GNOH: So many kids in my school library have enjoyed your books and I see you regularly recommended on many other book pages, so I hate to think you are abandoning YA for the bright lights of television. Tell us it’s not true and if the makers of Black Mirror come knocking at your door you’ll tell them to get stuffed?
SARAH: I intend to keep writing YA, but I do love screenwriting too. Black Mirror, what’s your offer?
GNOH: Thanks Sarah. We look forward to watching T.I.M. and it is always great to bump into you on the book circuit. We’re delighted you are sticking with YA!
T.I.M: HIS INTELLIGENCE IS ARTIFICIAL. THE THREAT IS REAL.
PRESS RELEASE:
Stigma Films are excited to announce that T.I.M. starring Georgina Campbell (BARBARIAN, BIRD BOX BARCELONA), Eamon Farren (THE WITCHER) and Mark Rowley (THE LAST KINGDOM) will be available to watch on Netflix UK from 1st August 2023. This twisty and sophisticated thriller is comedian turned writer-director Spencer Brown’s debut feature following his multi-award-winning short film, The Boy with a Camera for a Face. His co-writer and spouse, Sarah Govett, is the award-winning author of sci-fi trilogy, The Territory. T.I.M. was inspired by their mutual love of 90s stalker-thrillers and fear of A.I. and Big Data. The film eschews the polar tropes of British film – kitchen sink ‘grittiness’ and chocolate box charm – to present a truly modern Britain, its sleekness and setting recalling contemporary classics such as The Invisible Man. The film is produced by Matthew James Wilkinson and Patrick Tolan. Altitude Films are on board as the sales agent.

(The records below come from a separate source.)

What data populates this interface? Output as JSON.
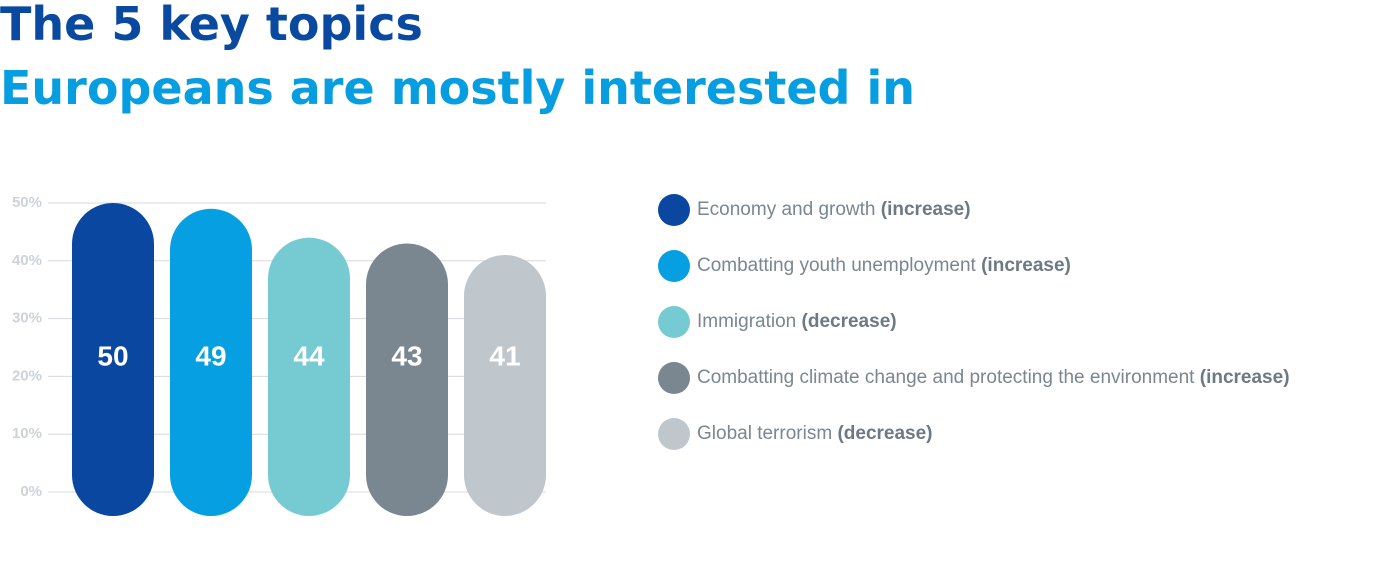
{
  "chart_data": {
    "type": "bar",
    "title": "The 5 key topics",
    "subtitle": "Europeans are mostly interested in",
    "categories": [
      "Economy and growth",
      "Combatting youth unemployment",
      "Immigration",
      "Combatting climate change and protecting the environment",
      "Global terrorism"
    ],
    "trends": [
      "(increase)",
      "(increase)",
      "(decrease)",
      "(increase)",
      "(decrease)"
    ],
    "values": [
      50,
      49,
      44,
      43,
      41
    ],
    "colors": [
      "#0a47a0",
      "#069fe1",
      "#76cbd3",
      "#7a8690",
      "#c0c7cc"
    ],
    "ylim": [
      0,
      50
    ],
    "yticks": [
      {
        "value": 0,
        "label": "0%"
      },
      {
        "value": 10,
        "label": "10%"
      },
      {
        "value": 20,
        "label": "20%"
      },
      {
        "value": 30,
        "label": "30%"
      },
      {
        "value": 40,
        "label": "40%"
      },
      {
        "value": 50,
        "label": "50%"
      }
    ],
    "grid": true
  }
}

T.I.M. follows Abi, a robotics engineer, as she moves to the countryside to work for a tech firm that’s developing an A.I. manservant: T.I.M. She is hoping the new job will be a fresh start, allowing her to rebuild her relationship with her husband following his affair, and start a family. As a perk of the job, Abi is given her own prototype T.I.M. She’s thrilled. After all, they’re meant to change your life. However, T.I.M. quickly becomes obsessed with her. He will do anything he can to take her husband’s place, using his access to their data to manipulate her into thinking her husband is straying again. What hope does trust have against an intelligence that can deep fake your voice, access your bank account, control the locks on your smart home and take control of your driverless car?
T.I.M. delves into our fear of A.I. – tech companies racing ahead, wanting to be first to market, when even they admit they don’t know exactly what they’re unleashing on the world. And whether it will destroy us. As Geoffrey Hinton, the Godfather of A.I. recently said in an interview: ‘Imagine a household robot where you could tell it what to do and it can do things. That household robot will be a lot smarter than you. Are you confident it would keep doing what you told it to?’